Saturday, December 11, 2010

Colored Heat-Chapter 37

Chapter Thirty-Seven


                It was pretty late in the day when Sheriff Martin and I drove over to Maple Avenue to take a look in the old ice house across the street from Lulabelle Mackenzie’s house.  Francis Tompkins was safe in the care of Lucas Barber at the Ransom City Jail, in a cell next to that of Earl Pernell.  Lester Macaboo had gone home, probably for a stiff drink.  I hadn’t called my grandmother yet but I had a gut feeling that she was doing fine without me.  I hadn’t heard about Sally Ann and asked her father about her.
                “I told you, Carey,” he said, “she went up to Dallas for the weekend to see her cousins.  She’ll be back tomorrow.”
                I didn’t pursue it any further and soon we were on Maple Avenue.
                There were kids playing out in the street again and they followed us as we got out of the car and walked over to the ice house.  It was a squat, wooden frame building that, on close inspection, looked as if it hadn’t been touched in years.  I was too young to recall the days when ice wagons brought blocks of ice around to everyone’s house, but the sheriff remembered.
                “When I was a kid,” he told me, “none of us ever came over to this part of town.  White and colored folks just didn’t mix.  I never saw this place until it was all boarded up, the way it is now.  But I sure remember that horse that used to pull the ice wagon.  Twice a week, old man Barnes would bring a block around the back with his big tongs.  He was always smiling and I thought he was the strongest man I’d ever seen.  Black as night and always sweating.”
                We walked around the perimeter of the ice house together, and I was glad that the heat had let up somewhat in the early evening.  The kids, about seven of them I guess and all black, followed us at a short distance, curious about what we were doing but afraid to ask.
                “We’ll need a crowbar for this board,” he said, finally, looking at a board that had been nailed over the door in front.  He gave me the keys to his trunk and I walked over to the car and got the crowbar out.

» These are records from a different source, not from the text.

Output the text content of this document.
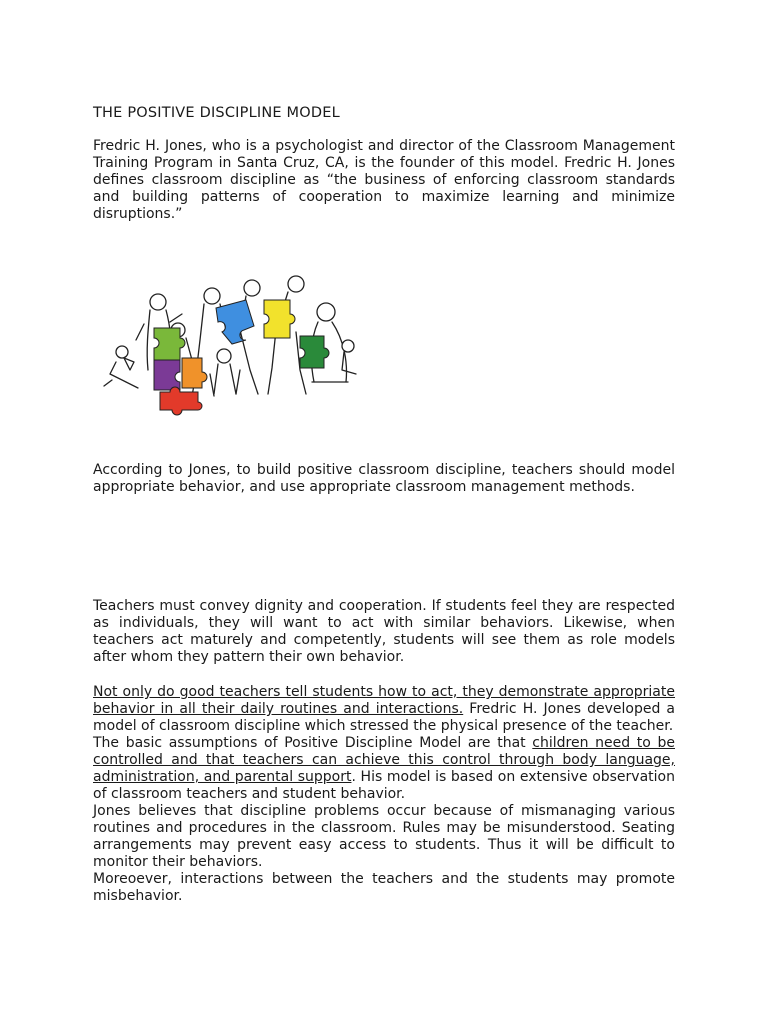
THE POSITIVE DISCIPLINE MODEL
Fredric H. Jones, who is a psychologist and director of the Classroom Management Training Program in Santa Cruz, CA, is the founder of this model. Fredric H. Jones defines classroom discipline as “the business of enforcing classroom standards and building patterns of cooperation to maximize learning and minimize disruptions.”
According to Jones, to build positive classroom discipline, teachers should model appropriate behavior, and use appropriate classroom management methods.
Teachers must convey dignity and cooperation. If students feel they are respected as individuals, they will want to act with similar behaviors. Likewise, when teachers act maturely and competently, students will see them as role models after whom they pattern their own behavior.
Not only do good teachers tell students how to act, they demonstrate appropriate behavior in all their daily routines and interactions. Fredric H. Jones developed a model of classroom discipline which stressed the physical presence of the teacher.
The basic assumptions of Positive Discipline Model are that children need to be controlled and that teachers can achieve this control through body language, administration, and parental support. His model is based on extensive observation of classroom teachers and student behavior.
Jones believes that discipline problems occur because of mismanaging various routines and procedures in the classroom. Rules may be misunderstood. Seating arrangements may prevent easy access to students. Thus it will be difficult to monitor their behaviors.
Moreoever, interactions between the teachers and the students may promote misbehavior.
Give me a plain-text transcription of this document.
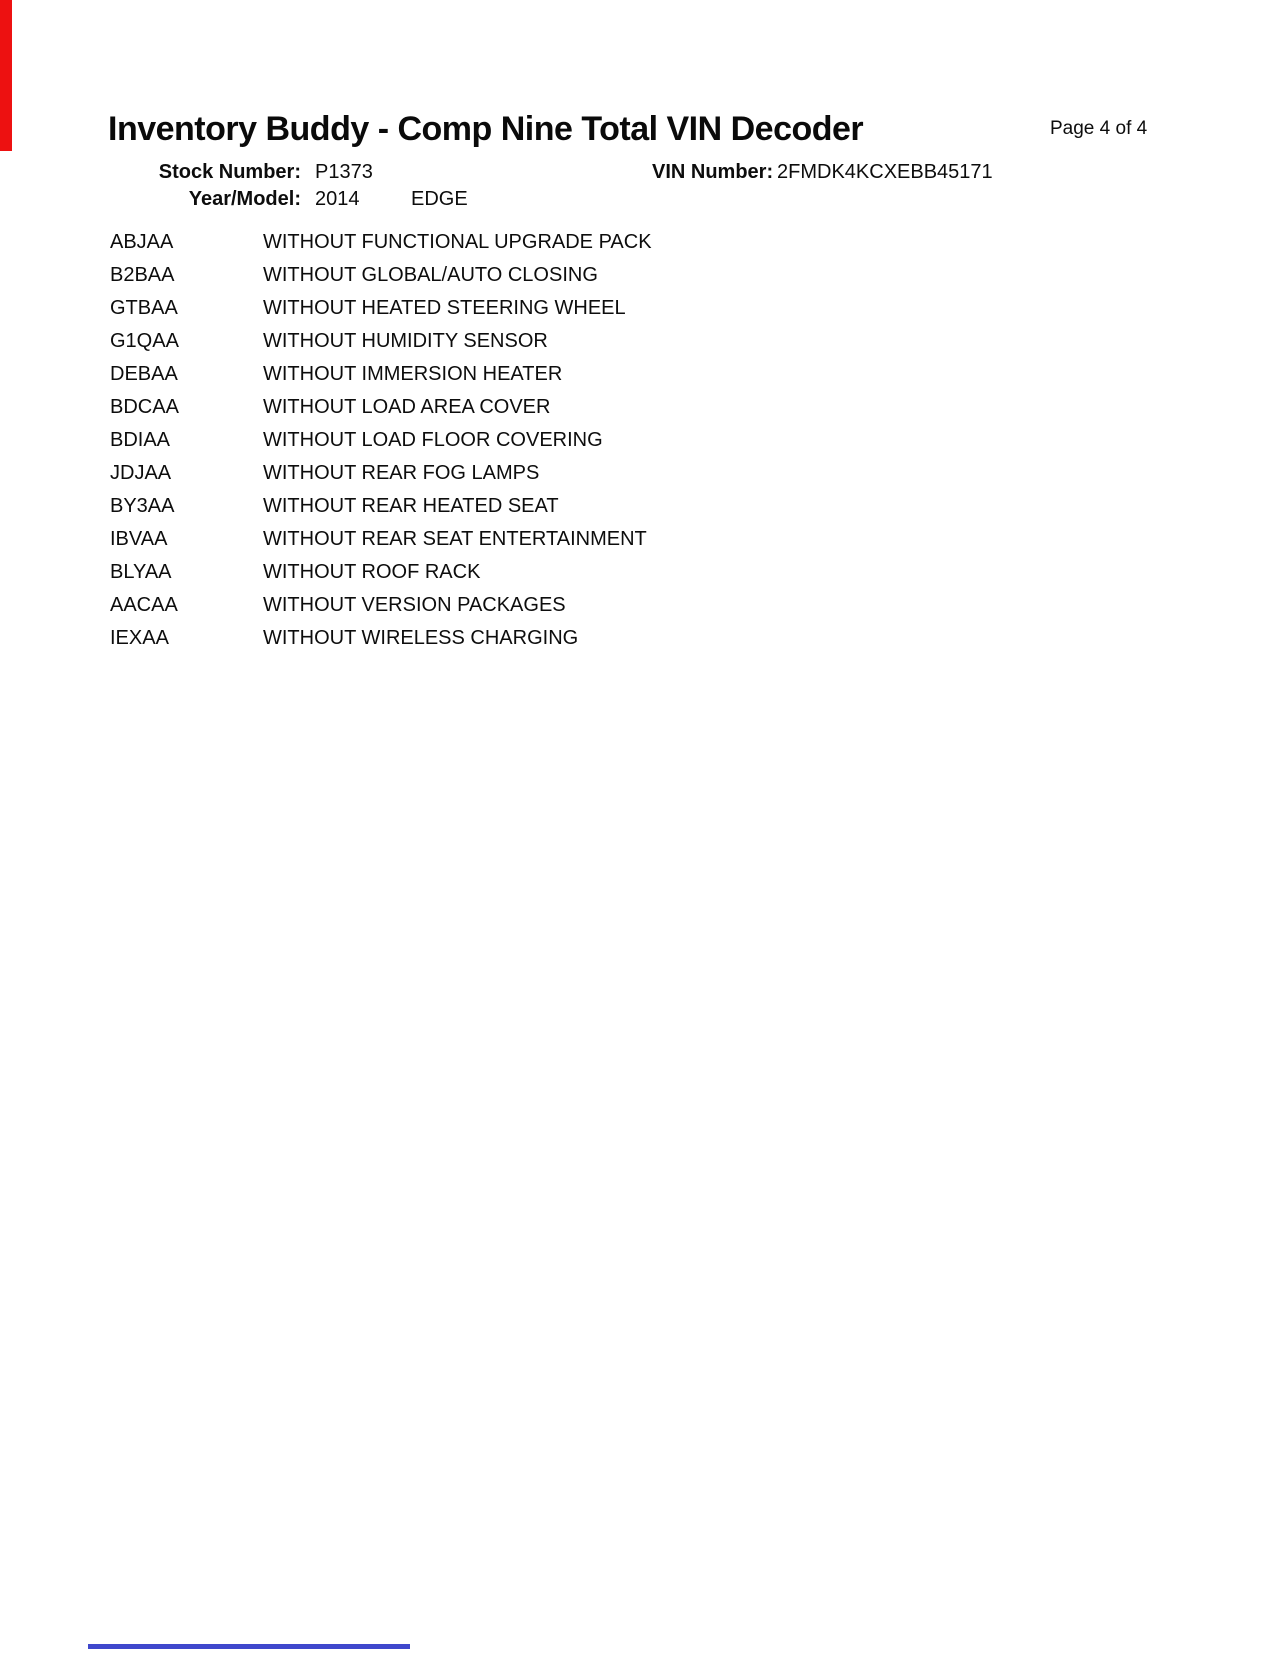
Inventory Buddy - Comp Nine Total VIN Decoder	Page 4 of 4
Stock Number: P1373	VIN Number: 2FMDK4KCXEBB45171
Year/Model: 2014	EDGE
ABJAA	WITHOUT FUNCTIONAL UPGRADE PACK
B2BAA	WITHOUT GLOBAL/AUTO CLOSING
GTBAA	WITHOUT HEATED STEERING WHEEL
G1QAA	WITHOUT HUMIDITY SENSOR
DEBAA	WITHOUT IMMERSION HEATER
BDCAA	WITHOUT LOAD AREA COVER
BDIAA	WITHOUT LOAD FLOOR COVERING
JDJAA	WITHOUT REAR FOG LAMPS
BY3AA	WITHOUT REAR HEATED SEAT
IBVAA	WITHOUT REAR SEAT ENTERTAINMENT
BLYAA	WITHOUT ROOF RACK
AACAA	WITHOUT VERSION PACKAGES
IEXAA	WITHOUT WIRELESS CHARGING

                He pried the board off and we pulled it off its last, rusty nails together.  The kids stood back and we tossed it aside.  The dry old wood weighed less than I thought it would.  Under the board was a large set of double doors that swung open.  The inside of the ice house was very dark but with both of the big doors open the outside light slowly filtered in and our eyes quickly adjusted.  There, on the dusty floor off to the right of the door, was the body of a black man.  There were no flies and I don’t recall noticing a bad smell; I didn’t think about it at the time, but looking back I wonder if the dry wood and the sawdust in the old ice house preserved Raymond Mackenzie’s body until we could find it.
                I blocked the kids from seeing and Sheriff Martin came out and pulled the doors shut.  “Hate to say this,” he said, looking across the street, “but I’m afraid I’ll have to have someone identify the body.  Want to bet Mrs. Mackenzie is watching us from inside her house over there?”

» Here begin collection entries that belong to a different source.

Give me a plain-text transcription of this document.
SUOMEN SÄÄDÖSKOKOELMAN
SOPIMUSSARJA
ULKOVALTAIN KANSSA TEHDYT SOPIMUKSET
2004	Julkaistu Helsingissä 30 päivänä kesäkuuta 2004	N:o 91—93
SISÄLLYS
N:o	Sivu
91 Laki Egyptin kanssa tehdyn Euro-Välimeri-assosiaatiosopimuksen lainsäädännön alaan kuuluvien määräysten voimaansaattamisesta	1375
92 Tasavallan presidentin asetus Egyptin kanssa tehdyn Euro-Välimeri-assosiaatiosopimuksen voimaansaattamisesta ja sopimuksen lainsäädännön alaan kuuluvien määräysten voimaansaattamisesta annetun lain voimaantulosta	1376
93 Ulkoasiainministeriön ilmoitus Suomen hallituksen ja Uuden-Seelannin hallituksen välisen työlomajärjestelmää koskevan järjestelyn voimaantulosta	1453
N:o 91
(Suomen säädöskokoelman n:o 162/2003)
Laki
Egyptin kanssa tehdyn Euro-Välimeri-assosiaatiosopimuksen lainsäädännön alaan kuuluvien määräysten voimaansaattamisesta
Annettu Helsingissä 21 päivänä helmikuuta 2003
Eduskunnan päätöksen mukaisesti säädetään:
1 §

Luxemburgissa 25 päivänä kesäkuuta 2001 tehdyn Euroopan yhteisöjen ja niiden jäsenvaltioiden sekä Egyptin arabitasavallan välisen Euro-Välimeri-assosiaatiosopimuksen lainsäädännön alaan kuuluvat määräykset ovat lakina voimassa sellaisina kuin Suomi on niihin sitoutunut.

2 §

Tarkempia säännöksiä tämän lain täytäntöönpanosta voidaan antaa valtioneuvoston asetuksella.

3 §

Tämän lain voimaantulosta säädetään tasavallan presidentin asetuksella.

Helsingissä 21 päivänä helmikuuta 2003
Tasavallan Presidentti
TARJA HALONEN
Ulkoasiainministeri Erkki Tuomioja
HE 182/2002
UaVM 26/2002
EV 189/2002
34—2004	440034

                I looked over and thought I saw movement of a curtain in the window.  I stood guard in front of the ice house while the sheriff walked slowly across the street and up onto the porch where I had stood several days before.  Moments later, he and Mrs. Mackenzie came walking back across the street.  She didn’t even look at me as they went in.  “Stay there,” the sheriff said to me, and I remained outside, keeping the kids at bay.
                A minute later they came out, and she was crying and holding onto the sheriff.  “Go on home, now,” he said to the kids, and they obeyed quietly.  Mrs. Mackenzie had finally found her missing son.